Where all my Freeform fans at?!

(Judge my taste of television all you want, but me and the YA soap network go way back.)

ABC Family has been my go-to channel for years, dating back to my early teens when reruns of Gilmore Girls aired every day at 4pm, just in time to grab an after-school snack and settle in for an hour of witty Lauren Graham banter. I was always excited when the 13 Days of Halloween rolled around each year, followed by the 25 Days of Christmas a month later—even though I must've seen every one of their holiday movies at least fifteen times by the time I graduated high school. ABC Family gave me a few of my favorite childhood shows (including Boy Meets World) and even introduced me to my first on-screen crush (Smallville's Tom Welling). Years later, the popular high school drama Pretty Little Liars would catch my eye and carry me through a post-college slump. (Again, judge all you want, but that shit was addicting.)

I'll admit, I was a little confused when ABC Family changed its name to something lame and pretentious like Freeform, but I can't say I blame their marketing team for wanting to put distance between itself and the "family-friendly" label of yesteryear.

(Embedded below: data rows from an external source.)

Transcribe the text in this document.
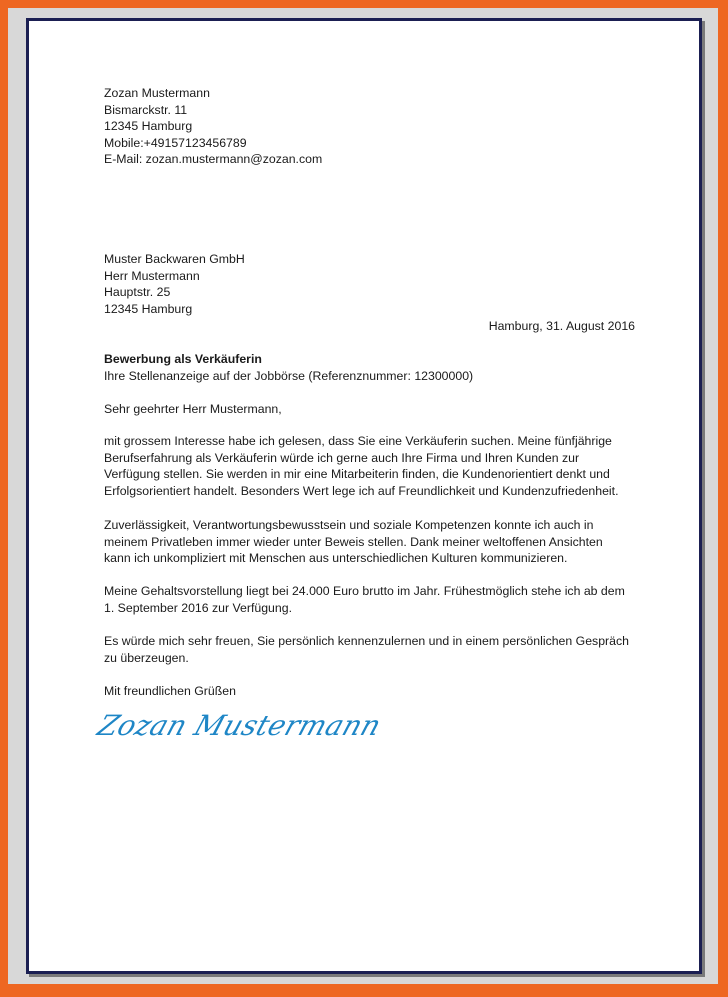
Zozan Mustermann
Bismarckstr. 11
12345 Hamburg
Mobile:+49157123456789
E-Mail: zozan.mustermann@zozan.com
Muster Backwaren GmbH
Herr Mustermann
Hauptstr. 25
12345 Hamburg
Hamburg, 31. August 2016
Bewerbung als Verkäuferin
Ihre Stellenanzeige auf der Jobbörse (Referenznummer: 12300000)
Sehr geehrter Herr Mustermann,
mit grossem Interesse habe ich gelesen, dass Sie eine Verkäuferin suchen. Meine fünfjährige
Berufserfahrung als Verkäuferin würde ich gerne auch Ihre Firma und Ihren Kunden zur
Verfügung stellen. Sie werden in mir eine Mitarbeiterin finden, die Kundenorientiert denkt und
Erfolgsorientiert handelt. Besonders Wert lege ich auf Freundlichkeit und Kundenzufriedenheit.
Zuverlässigkeit, Verantwortungsbewusstsein und soziale Kompetenzen konnte ich auch in
meinem Privatleben immer wieder unter Beweis stellen. Dank meiner weltoffenen Ansichten
kann ich unkompliziert mit Menschen aus unterschiedlichen Kulturen kommunizieren.
Meine Gehaltsvorstellung liegt bei 24.000 Euro brutto im Jahr. Frühestmöglich stehe ich ab dem
1. September 2016 zur Verfügung.
Es würde mich sehr freuen, Sie persönlich kennenzulernen und in einem persönlichen Gespräch
zu überzeugen.
Mit freundlichen Grüßen
Zozan Mustermann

The shows now are much more Desperate Housewives' sex and scandal than 7th Heaven's family values, but that's what it means to keep up with the times, I suppose. And in the interest of staying relevant, I should probably get to the point of this post: Freeform's The Bold Type (now on its 3rd season) is my newest religiously watched TV show. Just in case you need a new teen adult drama to binge, here's 8 things I love about it:

1. It's so wonderfully feminist, I could cry.

While I do claim to be a feminist, I've grown tired of the childishly simplistic "men are all sexist pigs" mentality that has swept the nation recently as a result of the #MeToo movement. (WHICH, FYI, IS A MOVEMENT I AM IN FULL SUPPORT OF. Please don't @ me.) But in my opinion, The Bold Type conveys feminism as the positive, powerful force it has the potential to be without throwing masculinity under the bus (or making women out to be helpless victims). Like I've always said, men and women working together to create a better reality for everyone is what I like to see, and TBT does this well.

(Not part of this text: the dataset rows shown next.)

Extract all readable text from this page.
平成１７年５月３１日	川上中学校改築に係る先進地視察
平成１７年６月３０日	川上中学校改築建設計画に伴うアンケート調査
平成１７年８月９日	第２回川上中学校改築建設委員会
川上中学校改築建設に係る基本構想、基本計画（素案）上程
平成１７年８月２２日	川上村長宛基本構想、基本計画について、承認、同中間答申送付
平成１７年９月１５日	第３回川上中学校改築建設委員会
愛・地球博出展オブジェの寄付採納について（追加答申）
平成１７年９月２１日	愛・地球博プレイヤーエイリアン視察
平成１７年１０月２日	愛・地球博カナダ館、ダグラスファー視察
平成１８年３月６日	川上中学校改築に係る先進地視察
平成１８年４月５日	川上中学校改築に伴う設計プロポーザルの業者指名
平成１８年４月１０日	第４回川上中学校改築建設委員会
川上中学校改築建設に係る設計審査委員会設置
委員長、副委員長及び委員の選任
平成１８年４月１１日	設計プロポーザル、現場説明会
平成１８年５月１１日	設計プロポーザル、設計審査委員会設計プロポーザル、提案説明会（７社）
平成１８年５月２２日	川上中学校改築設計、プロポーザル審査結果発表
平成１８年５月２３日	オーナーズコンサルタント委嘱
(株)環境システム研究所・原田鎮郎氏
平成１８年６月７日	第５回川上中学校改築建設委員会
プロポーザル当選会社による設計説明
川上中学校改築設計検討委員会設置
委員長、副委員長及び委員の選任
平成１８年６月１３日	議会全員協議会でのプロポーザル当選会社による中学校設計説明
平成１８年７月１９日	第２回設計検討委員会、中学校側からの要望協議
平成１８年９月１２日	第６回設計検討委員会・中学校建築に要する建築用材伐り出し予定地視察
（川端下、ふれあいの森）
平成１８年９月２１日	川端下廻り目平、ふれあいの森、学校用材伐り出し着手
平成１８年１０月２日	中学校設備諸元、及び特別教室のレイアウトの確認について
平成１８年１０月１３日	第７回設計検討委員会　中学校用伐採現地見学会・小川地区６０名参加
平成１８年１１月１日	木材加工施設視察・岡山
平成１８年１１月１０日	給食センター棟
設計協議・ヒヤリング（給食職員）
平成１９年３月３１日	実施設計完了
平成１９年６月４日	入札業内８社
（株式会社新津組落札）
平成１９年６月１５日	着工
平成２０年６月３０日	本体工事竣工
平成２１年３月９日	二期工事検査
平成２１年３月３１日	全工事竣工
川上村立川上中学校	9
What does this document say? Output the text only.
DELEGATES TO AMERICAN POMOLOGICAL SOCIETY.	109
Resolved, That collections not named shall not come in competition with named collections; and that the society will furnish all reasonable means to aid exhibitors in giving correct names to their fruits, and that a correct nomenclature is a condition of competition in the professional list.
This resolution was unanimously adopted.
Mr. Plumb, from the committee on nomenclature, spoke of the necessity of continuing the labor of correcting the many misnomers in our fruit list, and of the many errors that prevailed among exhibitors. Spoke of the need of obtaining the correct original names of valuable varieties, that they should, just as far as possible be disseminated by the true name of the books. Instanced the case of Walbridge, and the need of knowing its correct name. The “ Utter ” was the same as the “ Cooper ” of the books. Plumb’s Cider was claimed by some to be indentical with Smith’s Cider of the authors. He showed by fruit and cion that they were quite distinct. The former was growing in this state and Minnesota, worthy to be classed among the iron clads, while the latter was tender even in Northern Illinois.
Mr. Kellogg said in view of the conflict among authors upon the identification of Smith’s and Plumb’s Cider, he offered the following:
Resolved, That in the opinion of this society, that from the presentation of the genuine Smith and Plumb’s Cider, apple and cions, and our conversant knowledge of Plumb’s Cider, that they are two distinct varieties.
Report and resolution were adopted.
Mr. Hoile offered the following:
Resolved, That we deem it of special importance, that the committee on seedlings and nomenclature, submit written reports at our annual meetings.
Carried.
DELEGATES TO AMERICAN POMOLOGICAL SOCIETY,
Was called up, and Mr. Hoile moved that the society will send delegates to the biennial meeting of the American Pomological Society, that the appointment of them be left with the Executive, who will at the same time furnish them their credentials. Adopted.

2. It's not afraid to be bold, hence the name.

I won't spoil any of the storylines, but from the beginning of the first season, I was pleasantly surprised by the depth in which the show covers "hush hush" issues like sexual assault/harassment, career insecurities, societal pressures, racism, and women's health—you know, the hard-to-talk-about but oh-so-common shit that a lot of women battle these days. Tough topics in television can easily come off as overdone or reductive, but TBT's writers manage to tackle these real-life struggles with grace and tact—all the while showcasing both the vulnerable and fierce sides of its female characters.

3. It makes me miss working in publishing.

Hard-hitting deadlines, high-end cocktail parties, emergency gal pal meetings in the fashion closet, and badass female editors who rival Yoda in wisdom... TBT makes the corporate publishing world look SO glamorous, and part of me can't help but miss the fast-paced life I used to dream about being a part of.

4. It reminds me why I got out of publishing.

Office politics, mandatory weekly events, long hours with minimal pay, and the stress of always having to be on your A game? Yeah, I'm so over that lifestyle. (Can't say it's not fun to watch though!)

5. It takes place in New York City.

Okay, so this isn't unique to TBT. But I have a special place in my heart for the Big Apple, and I love any or all shows set there. (Takes me back to my love affair with this show in particular.) Even though I'm not sure I would ever realistically want to live in NYC, there's something about the thrill and adventure of a big city that sucks me in every time.

6. It's risqué without being trashy.

Rated TV-14, TBT doesn't shy away from sex, but I don't catch myself blushing halfway through every episode either (hello, Sex and the City!). These characters aren't saints, by any means—and honestly, where's the fun in that?—but they know how to keep it classy (for the most part).

7. It has style.

Fashion really isn't my thing (Consider me Andy Sachs, pre-makeover), but even I notice all. the. gorgeous. clothes. Every single one of the characters has impeccable taste, and I never get bored of seeing which outfits each episode will bring! I'll go so far as to say that the show has inspired me to upgrade my own style choices recently... Jeans are a step up from yoga pants, yeah?

8. It's about sisterhood, first and foremost.

As someone who has experienced the power of sisterhood in so many ways, I can't help but get behind any TV show that puts female friendships at the forefront of its plot. The three main characters, although a world apart and so very different from my own circumstances, remind me a lot of me and my two besties and the impact we each have on one another. That's the beauty of sisterhood: it's universal. No matter where you live or what your life looks like, most of us can relate to the light-as-a-feather feeling of pouring out one's heart and soul to another woman (whether it be a mother, sister, close friend, or colleague) over a bottle of wine or pint of ice cream. I'd take that over a run-of-the-mill romance anyday.